The main cast is impressive and holds the dynamism of the plot threads together, guiding the audience through the chaotic and volatile landscape. Sushant Singh Rajput as the titular detective suitably underplays his role and is able to convincingly balance fallibilism with sparks of intellectual voracity. Most importantly, he wins you over with the humanisation of a larger-than-life fictional character. Swastika Mukherjee essays the part of the femme fatale well and Anand Tiwari who plays Byomkesh’s client has some excellent comedic moments with him. However, the best performance undoubtedly comes from Neeraj Kabi. His portrayal of the ambiguous antagonist – which swings from a mentor figure to a worthy adversary to a theatrical but deranged narcissist, elevates the narrative stakes to another level. It’s great to see Kabi having so much fun in a delightfully deceptive role after getting recognition for his breakthrough performance in Anand Gandhi’s indie film Ship of Theseus (2013).
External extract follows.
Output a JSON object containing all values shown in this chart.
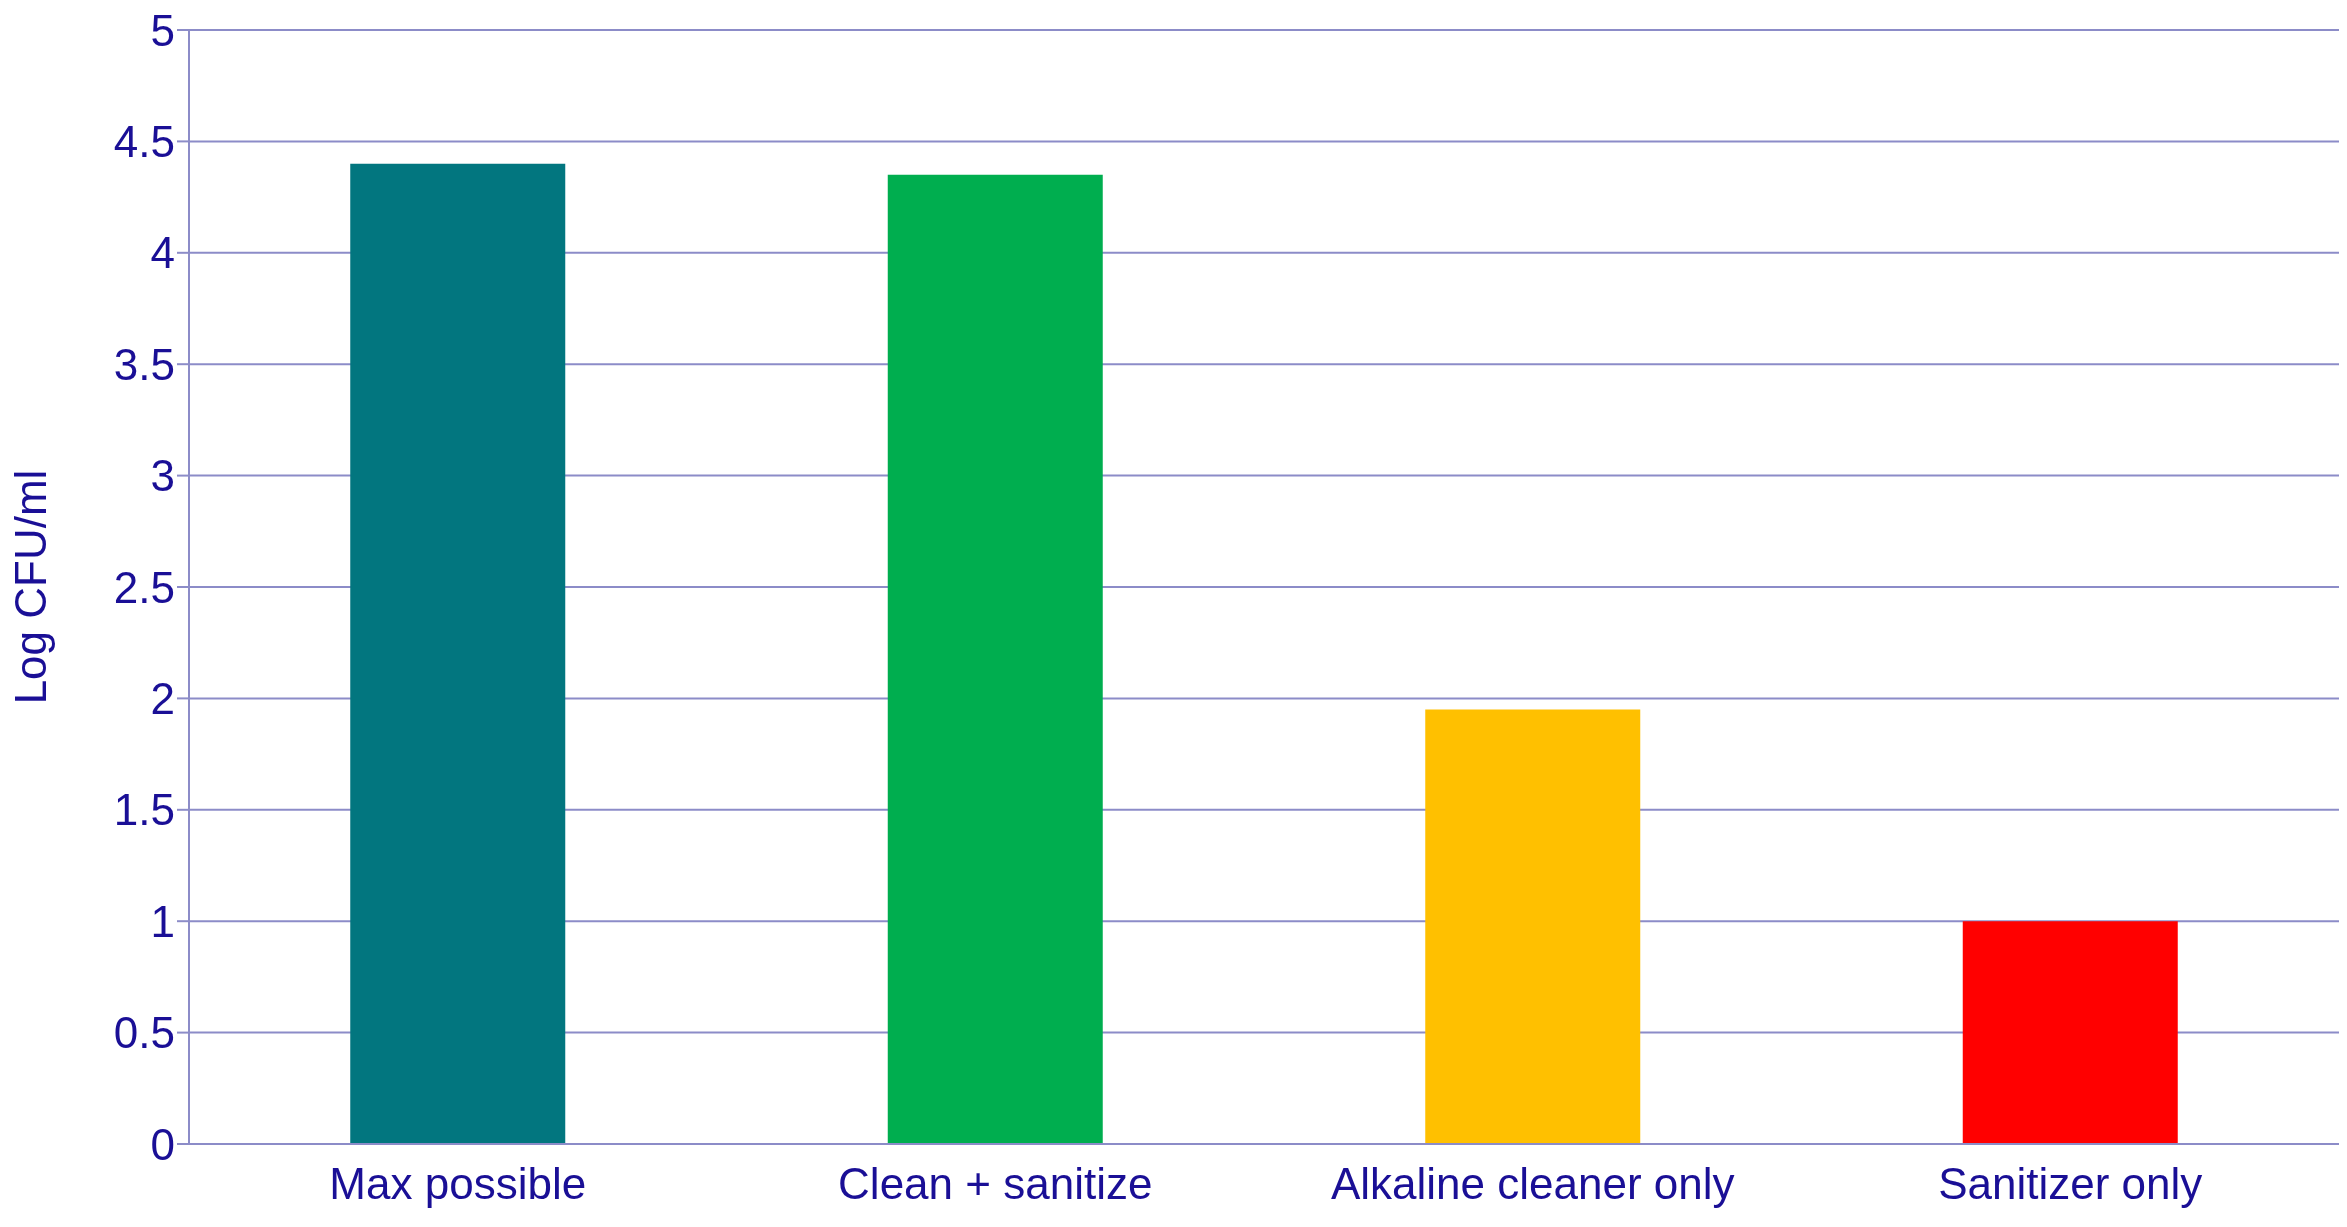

I’m almost willing to forgive the final ten minutes of theatrical excess which blatantly act as a placeholder for a sequel. If there’s going to be a noir film series coming out of Hindi cinema, I’ve no shame in admitting that I’m secretly very excited by the prospect. Detective Byomkesh Bakshy! is a brave, unconventional and thoroughly entertaining attempt at noir and in the process becomes a landmark moment for Hindi cinema. Whether the Indian audience be able to accept such radicalisation is another question altogether.